Algunos medios informan comportamientos agresivos y violentos en espacios domésticos y públicos, bien de carácter individual o grupal, que solapan una doble moral o la reconfiguración de una sociedad y una nueva cultura proclive a la ilegalidad y a la corrupción, no solo de tinte financiero, también ciudadano y social.

La radio, la televisión, la prensa escrita y virtual, son pilares de resistencia pacífica y de noviolencia3 en varios municipios del Oriente antioqueño, a pesar de las provocaciones y amenazas de los grupos armados y de las presiones de algunos organismos públicos y privados. La labor de varios de ellos es efectiva en tanto su contenido forma a la población en nuevas maneras de concebir, pensar y actuar coherentemente en la vida. Es innegable la afinidad y pertenencia de los habitantes con los medios porque se ven reflejados, se reconocen en las voces e imágenes, y en el acompañamiento y la animación de la vida comunitaria.

La lectura diagnóstica aporta a la conformación del modelo de comunicación para el desarrollo y la paz, en tanto plantea premisas a considerar, como la lectura sociocultural del entorno, las diferencias entre los pobladores de las cinco subregiones —Altiplano, Bosques, Embalses, Páramo y Porce–Nus—, la pluralidad en la mirada del desarrollo, la comprensión entre lo público y lo privado, la conciencia crítica permanente frente al cambio en los comportamientos y maneras de pensar y actuar, los procesos constantes de educación y formación, el impulso a la organización —capital humano y tejido social—, gestión, empoderamiento, corresponsabilidad, democracia participativa y cultura de paz.

 

4. Aproximación al modelo de comunicación para el desarrollo y la paz

¿Por qué la construcción de un modelo de comunicación para el desarrollo y la paz podría incidir en la creación de nuevas condiciones para la paz?

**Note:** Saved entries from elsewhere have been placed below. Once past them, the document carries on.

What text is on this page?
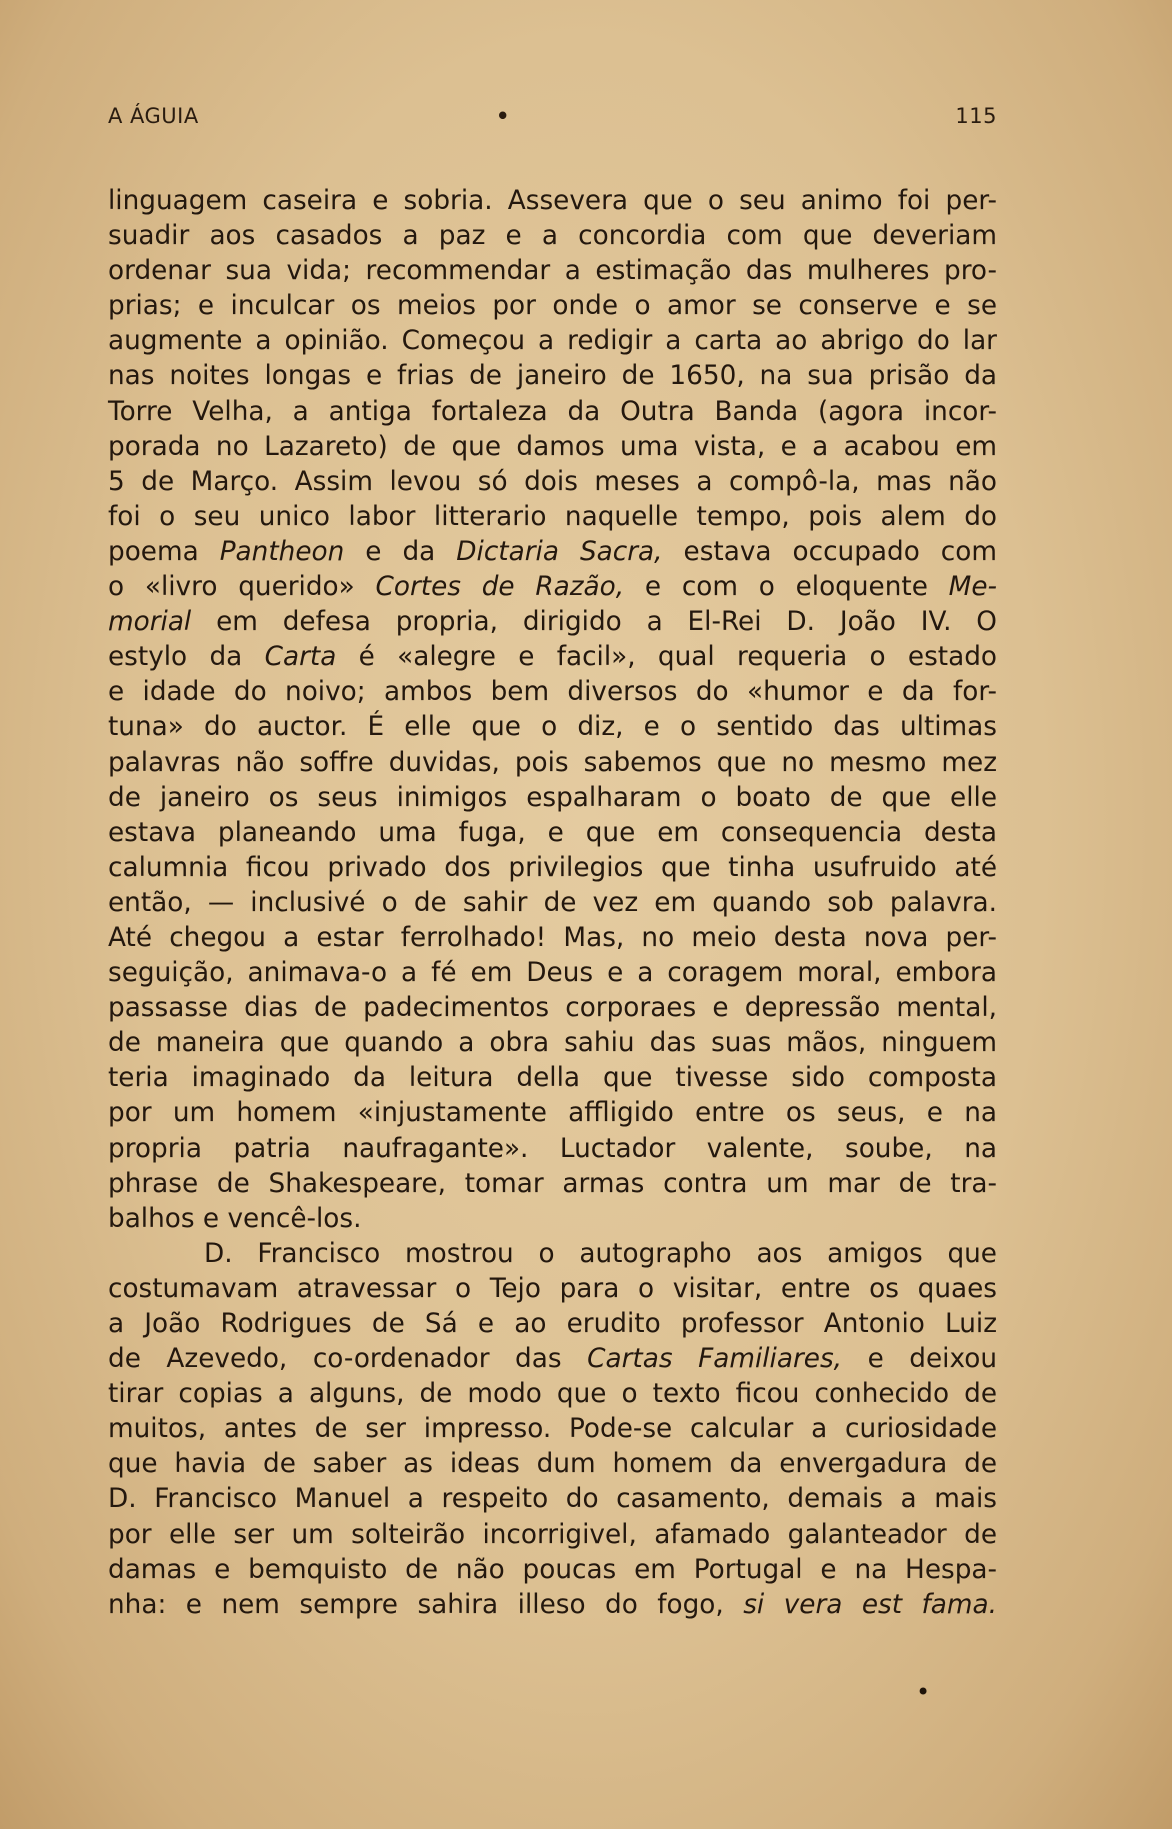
A ÁGUIA	•	115
linguagem caseira e sobria. Assevera que o seu animo foi per-
suadir aos casados a paz e a concordia com que deveriam
ordenar sua vida; recommendar a estimação das mulheres pro-
prias; e inculcar os meios por onde o amor se conserve e se
augmente a opinião. Começou a redigir a carta ao abrigo do lar
nas noites longas e frias de janeiro de 1650, na sua prisão da
Torre Velha, a antiga fortaleza da Outra Banda (agora incor-
porada no Lazareto) de que damos uma vista, e a acabou em
5 de Março. Assim levou só dois meses a compô-la, mas não
foi o seu unico labor litterario naquelle tempo, pois alem do
poema Pantheon e da Dictaria Sacra, estava occupado com
o «livro querido» Cortes de Razão, e com o eloquente Me-
morial em defesa propria, dirigido a El-Rei D. João IV. O
estylo da Carta é «alegre e facil», qual requeria o estado
e idade do noivo; ambos bem diversos do «humor e da for-
tuna» do auctor. É elle que o diz, e o sentido das ultimas
palavras não soffre duvidas, pois sabemos que no mesmo mez
de janeiro os seus inimigos espalharam o boato de que elle
estava planeando uma fuga, e que em consequencia desta
calumnia ficou privado dos privilegios que tinha usufruido até
então, — inclusivé o de sahir de vez em quando sob palavra.
Até chegou a estar ferrolhado! Mas, no meio desta nova per-
seguição, animava-o a fé em Deus e a coragem moral, embora
passasse dias de padecimentos corporaes e depressão mental,
de maneira que quando a obra sahiu das suas mãos, ninguem
teria imaginado da leitura della que tivesse sido composta
por um homem «injustamente affligido entre os seus, e na
propria patria naufragante». Luctador valente, soube, na
phrase de Shakespeare, tomar armas contra um mar de tra-
balhos e vencê-los.
D. Francisco mostrou o autographo aos amigos que
costumavam atravessar o Tejo para o visitar, entre os quaes
a João Rodrigues de Sá e ao erudito professor Antonio Luiz
de Azevedo, co-ordenador das Cartas Familiares, e deixou
tirar copias a alguns, de modo que o texto ficou conhecido de
muitos, antes de ser impresso. Pode-se calcular a curiosidade
que havia de saber as ideas dum homem da envergadura de
D. Francisco Manuel a respeito do casamento, demais a mais
por elle ser um solteirão incorrigivel, afamado galanteador de
damas e bemquisto de não poucas em Portugal e na Hespa-
nha: e nem sempre sahira illeso do fogo, si vera est fama.
•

Si se entiende que la paz es la capacidad de manejar los conflictos con empatía, noviolencia y creatividad (Galtung, 1995), entonces la comunicación se constituye en una estrategia esencial para el diálogo, la negociación, el consenso y los disensos, desde una apuesta crítica, consciente, incluyente y participante, que pone el énfasis en el desarrollo y la paz, a partir de reconocer el contexto desde el cual los sujetos le dan sentido a sus prácticas cotidianas, a su vida (Jiménez, 2009).

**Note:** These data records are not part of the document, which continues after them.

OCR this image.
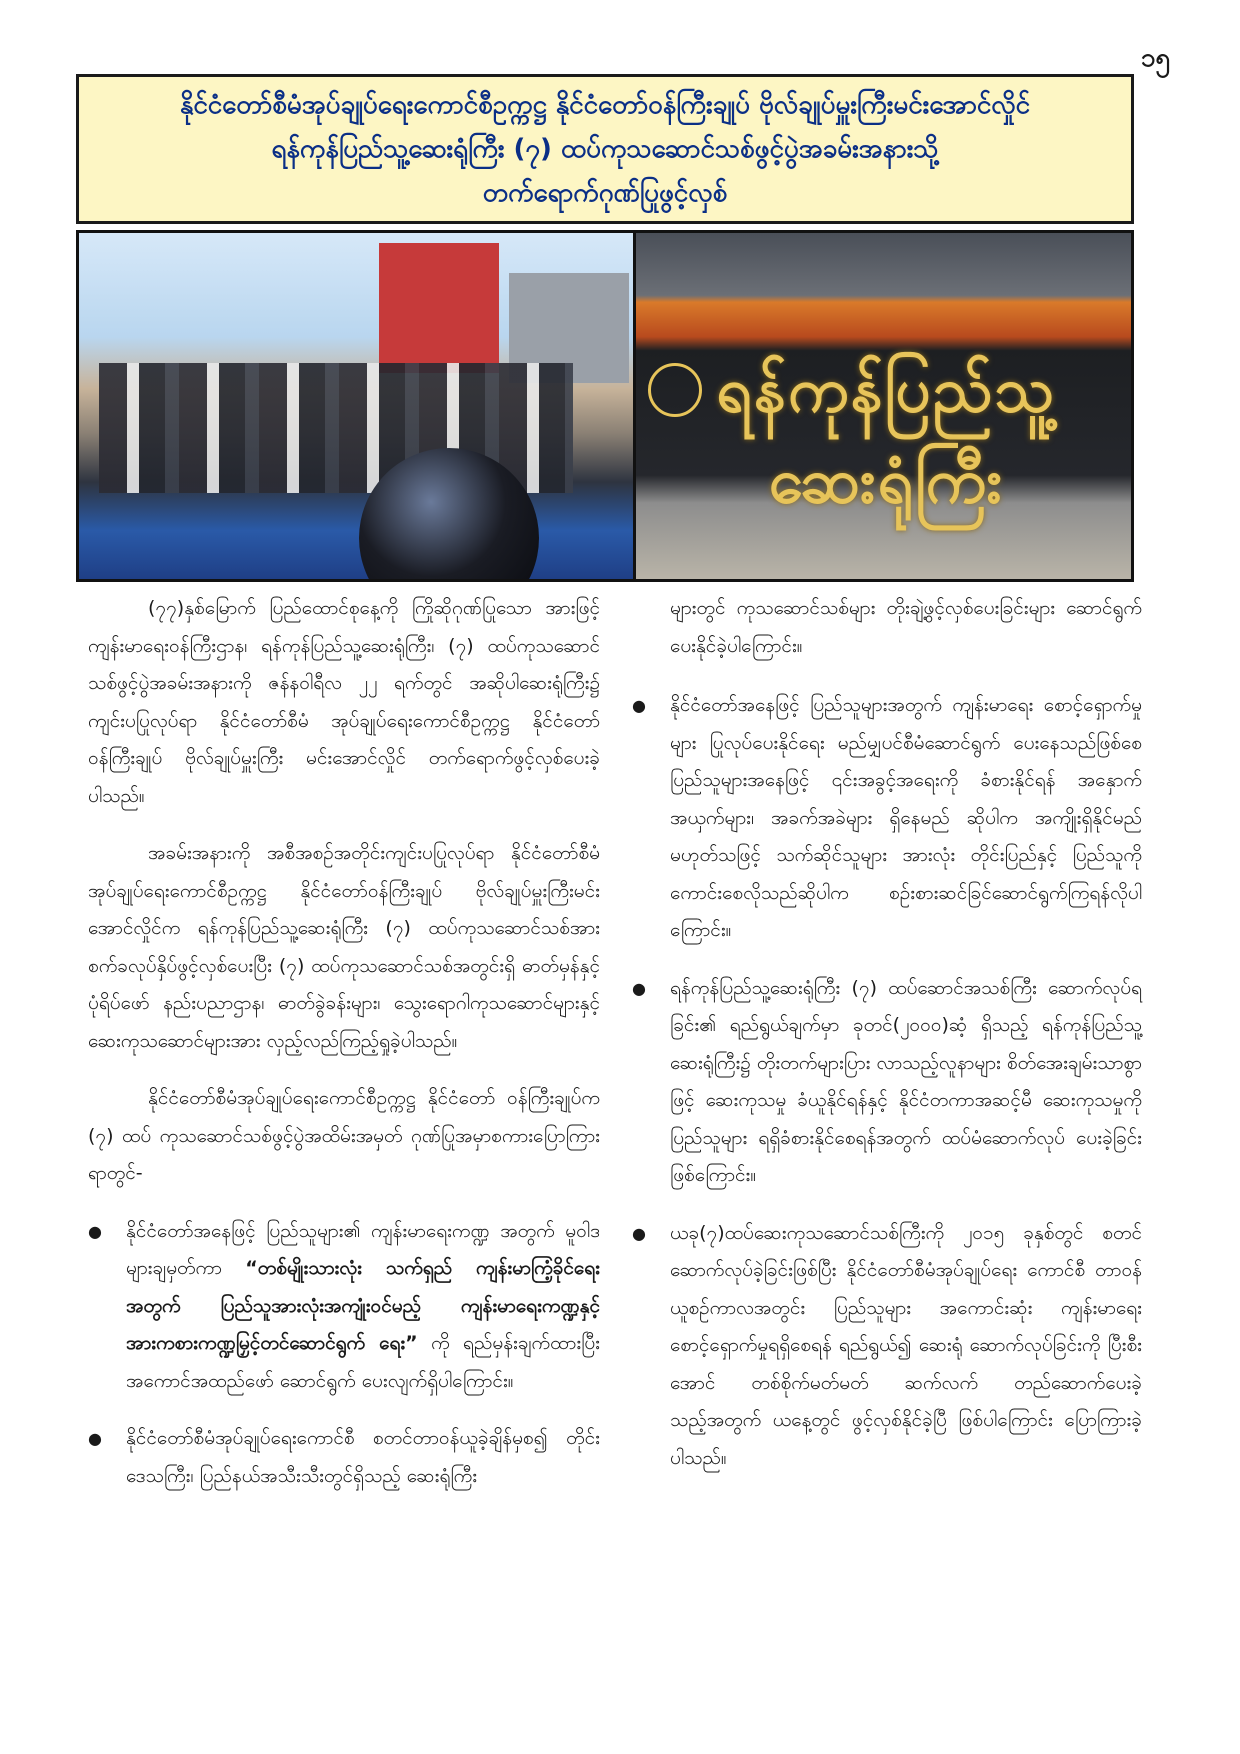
၁၅
နိုင်ငံတော်စီမံအုပ်ချုပ်ရေးကောင်စီဥက္ကဋ္ဌ နိုင်ငံတော်ဝန်ကြီးချုပ် ဗိုလ်ချုပ်မှူးကြီးမင်းအောင်လှိုင်
ရန်ကုန်ပြည်သူ့ဆေးရုံကြီး (၇) ထပ်ကုသဆောင်သစ်ဖွင့်ပွဲအခမ်းအနားသို့
တက်ရောက်ဂုဏ်ပြုဖွင့်လှစ်
ရန်ကုန်ပြည်သူ့ဆေးရုံကြီး

(၇၇)နှစ်မြောက် ပြည်ထောင်စုနေ့ကို ကြိုဆိုဂုဏ်ပြုသော အားဖြင့် ကျန်းမာရေးဝန်ကြီးဌာန၊ ရန်ကုန်ပြည်သူ့ဆေးရုံကြီး၊ (၇) ထပ်ကုသဆောင်သစ်ဖွင့်ပွဲအခမ်းအနားကို ဇန်နဝါရီလ ၂၂ ရက်တွင် အဆိုပါဆေးရုံကြီး၌ ကျင်းပပြုလုပ်ရာ နိုင်ငံတော်စီမံ အုပ်ချုပ်ရေးကောင်စီဥက္ကဋ္ဌ နိုင်ငံတော်ဝန်ကြီးချုပ် ဗိုလ်ချုပ်မှူးကြီး မင်းအောင်လှိုင် တက်ရောက်ဖွင့်လှစ်ပေးခဲ့ပါသည်။

အခမ်းအနားကို အစီအစဉ်အတိုင်းကျင်းပပြုလုပ်ရာ နိုင်ငံတော်စီမံအုပ်ချုပ်ရေးကောင်စီဥက္ကဋ္ဌ နိုင်ငံတော်ဝန်ကြီးချုပ် ဗိုလ်ချုပ်မှူးကြီးမင်းအောင်လှိုင်က ရန်ကုန်ပြည်သူ့ဆေးရုံကြီး (၇) ထပ်ကုသဆောင်သစ်အား စက်ခလုပ်နှိပ်ဖွင့်လှစ်ပေးပြီး (၇) ထပ်ကုသဆောင်သစ်အတွင်းရှိ ဓာတ်မှန်နှင့် ပုံရိပ်ဖော် နည်းပညာဌာန၊ ဓာတ်ခွဲခန်းများ၊ သွေးရောဂါကုသဆောင်များနှင့် ဆေးကုသဆောင်များအား လှည့်လည်ကြည့်ရှုခဲ့ပါသည်။

နိုင်ငံတော်စီမံအုပ်ချုပ်ရေးကောင်စီဥက္ကဋ္ဌ နိုင်ငံတော် ဝန်ကြီးချုပ်က (၇) ထပ် ကုသဆောင်သစ်ဖွင့်ပွဲအထိမ်းအမှတ် ဂုဏ်ပြုအမှာစကားပြောကြားရာတွင်-

● နိုင်ငံတော်အနေဖြင့် ပြည်သူများ၏ ကျန်းမာရေးကဏ္ဍ အတွက် မူဝါဒများချမှတ်ကာ “တစ်မျိုးသားလုံး သက်ရှည် ကျန်းမာကြံ့ခိုင်ရေးအတွက် ပြည်သူအားလုံးအကျုံးဝင်မည့် ကျန်းမာရေးကဏ္ဍနှင့် အားကစားကဏ္ဍမြှင့်တင်ဆောင်ရွက် ရေး” ကို ရည်မှန်းချက်ထားပြီး အကောင်အထည်ဖော် ဆောင်ရွက် ပေးလျက်ရှိပါကြောင်း။
● နိုင်ငံတော်စီမံအုပ်ချုပ်ရေးကောင်စီ စတင်တာဝန်ယူခဲ့ချိန်မှစ၍ တိုင်းဒေသကြီး၊ ပြည်နယ်အသီးသီးတွင်ရှိသည့် ဆေးရုံကြီး

များတွင် ကုသဆောင်သစ်များ တိုးချဲ့ဖွင့်လှစ်ပေးခြင်းများ ဆောင်ရွက်ပေးနိုင်ခဲ့ပါကြောင်း။

● နိုင်ငံတော်အနေဖြင့် ပြည်သူများအတွက် ကျန်းမာရေး စောင့်ရှောက်မှုများ ပြုလုပ်ပေးနိုင်ရေး မည်မျှပင်စီမံဆောင်ရွက် ပေးနေသည်ဖြစ်စေ ပြည်သူများအနေဖြင့် ၎င်းအခွင့်အရေးကို ခံစားနိုင်ရန် အနှောက်အယှက်များ၊ အခက်အခဲများ ရှိနေမည် ဆိုပါက အကျိုးရှိနိုင်မည်မဟုတ်သဖြင့် သက်ဆိုင်သူများ အားလုံး တိုင်းပြည်နှင့် ပြည်သူကို ကောင်းစေလိုသည်ဆိုပါက စဉ်းစားဆင်ခြင်ဆောင်ရွက်ကြရန်လိုပါကြောင်း။
● ရန်ကုန်ပြည်သူ့ဆေးရုံကြီး (၇) ထပ်ဆောင်အသစ်ကြီး ဆောက်လုပ်ရခြင်း၏ ရည်ရွယ်ချက်မှာ ခုတင်(၂၀၀၀)ဆံ့ ရှိသည့် ရန်ကုန်ပြည်သူ့ဆေးရုံကြီး၌ တိုးတက်များပြား လာသည့်လူနာများ စိတ်အေးချမ်းသာစွာဖြင့် ဆေးကုသမှု ခံယူနိုင်ရန်နှင့် နိုင်ငံတကာအဆင့်မီ ဆေးကုသမှုကို ပြည်သူများ ရရှိခံစားနိုင်စေရန်အတွက် ထပ်မံဆောက်လုပ် ပေးခဲ့ခြင်းဖြစ်ကြောင်း။
● ယခု(၇)ထပ်ဆေးကုသဆောင်သစ်ကြီးကို ၂၀၁၅ ခုနှစ်တွင် စတင်ဆောက်လုပ်ခဲ့ခြင်းဖြစ်ပြီး နိုင်ငံတော်စီမံအုပ်ချုပ်ရေး ကောင်စီ တာဝန်ယူစဉ်ကာလအတွင်း ပြည်သူများ အကောင်းဆုံး ကျန်းမာရေးစောင့်ရှောက်မှုရရှိစေရန် ရည်ရွယ်၍ ဆေးရုံ ဆောက်လုပ်ခြင်းကို ပြီးစီးအောင် တစ်စိုက်မတ်မတ် ဆက်လက် တည်ဆောက်ပေးခဲ့သည့်အတွက် ယနေ့တွင် ဖွင့်လှစ်နိုင်ခဲ့ပြီ ဖြစ်ပါကြောင်း ပြောကြားခဲ့ပါသည်။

Resultado del proceso de sistematización, se plantea una aproximación, un esquema explicativo, no una propuesta terminada, porque la misma sugiere una estrategia participativa de construcción, valoración y aplicación, debido a la dinámica existente en la población, las organizaciones e instituciones del territorio. La construcción del modelo se concibe desde lo regional y lo subregional, lo urbano y lo rural, lo individual y lo colectivo, con participación e intervención de la población en general, y de los distintos actores territoriales —comunitarios, institucionales, académicos, políticos, empresariales y comunicacionales—.

La aproximación al modelo contiene principios, objetivos, líneas de acción, estrategias e instrumentos, y los ámbitos de actuación se conciben a partir de las redes, medios y colectivos de comunicación, las organizaciones, la ciudadanía y la institucionalidad regional, en los espacios interno y externo.

4.1 Principios del modelo de comunicación

El modelo se funda en la promoción y cambio de valores —de la ilegalidad a la legalidad—, de actitudes —de la agresión a la noviolencia—, de comportamientos —de la falacia a la realidad— y de formas de vida —de la inconsciencia a la conciencia crítica—. Los principios surgen de las evidencias empíricas reseñadas y permiten el salto hacia elementos sustanciales de la cultura de paz, para favorecer la convivencia pacífica, la vida digna y el desarrollo humano.

4.1.1 Conciencia–actitud

La conciencia es estar presentes, es observar con atención lo que sucede en cada uno y en su entorno, con responsabilidad y coherencia al pensar, sentir y actuar; es asumir con claridad y respeto la existencia de sí mismo y de los demás. Crear conciencia en cada uno implica el cambio de actitudes, de conductas y comportamientos de forma positiva, tanto en el cuidado individual como en el cuidado de los otros.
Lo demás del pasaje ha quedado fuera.